JEL Classification: O14, O44, Q56.

Increased environmental loads can be understood as arising from a variety of economic factors. For example, the environmental Kuznets curve describes an inverted-U relationship between economic growth (including structural changes) and environmental pollution (Grossman and Krueger [1991, 1995, 1996]; Carson [2010] for a literature overview). In particular, this article sheds light on the relationship between structural changes and environmental load in a specific country. As in Levinson ([2009]), I will focus on influences on CO₂ emissions. In this study, I consider not only the economic scale, but also another factor that exhibits significant influence: changes in industrial composition. In Japan, the percentage of domestic Japanese production attributable to secondary industries (manufacturing), which exhibit high rates of CO₂ emissions per unit production (i.e., large direct emissions coefficients), fell drastically, from 49 % in 1990 to just 39 % in 2005. In contrast, the percentage of domestic Japanese production attributable to tertiary industries (service industries), which exhibit low coefficients of direct CO₂ emissions, rose significantly, from 48 % in 1990 to 60 % in 2005.^{Footnote 1} This also implies that Japan’s transition toward a service-oriented economy has contributed in reducing CO₂ emissions, but the extent to which this has slowed the pace of global warming remains unclear.

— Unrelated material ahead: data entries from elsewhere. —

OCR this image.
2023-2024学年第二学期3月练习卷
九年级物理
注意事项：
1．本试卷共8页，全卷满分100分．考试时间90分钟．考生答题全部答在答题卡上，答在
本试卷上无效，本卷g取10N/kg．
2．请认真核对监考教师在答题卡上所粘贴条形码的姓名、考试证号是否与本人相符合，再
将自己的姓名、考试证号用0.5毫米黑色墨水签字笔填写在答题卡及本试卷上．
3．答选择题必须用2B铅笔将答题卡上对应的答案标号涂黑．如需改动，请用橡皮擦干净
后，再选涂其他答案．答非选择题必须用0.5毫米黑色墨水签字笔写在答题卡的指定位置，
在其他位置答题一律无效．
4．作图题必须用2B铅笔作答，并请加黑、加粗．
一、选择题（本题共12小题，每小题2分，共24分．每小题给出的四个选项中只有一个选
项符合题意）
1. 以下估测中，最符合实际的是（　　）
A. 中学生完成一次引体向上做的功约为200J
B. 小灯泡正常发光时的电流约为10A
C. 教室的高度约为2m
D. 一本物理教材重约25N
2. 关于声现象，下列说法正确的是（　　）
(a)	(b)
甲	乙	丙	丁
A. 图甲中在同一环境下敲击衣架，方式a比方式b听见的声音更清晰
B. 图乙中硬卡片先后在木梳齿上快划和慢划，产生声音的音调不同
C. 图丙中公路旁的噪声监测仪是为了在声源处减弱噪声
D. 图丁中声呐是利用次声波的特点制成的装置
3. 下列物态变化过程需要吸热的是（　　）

Important studies on the relationship between the transition to a service economy and CO₂ emissions include those of Suh ([2006]) and Nansai et al. ([2009]). Suh ([2006]) demonstrated that household consumption of services, excluding electric utilities and transportation services, accounts for 37.6 % of total industrial GHG emissions in the United States. Nansai et al. ([2009]) analyzed the factors governing life-cycle CO₂ emissions in Japanese service industries between the years 1990 and 2000 and concluded that increased inputs of energy and resources (including materials and components) led to significantly increased CO₂ emissions.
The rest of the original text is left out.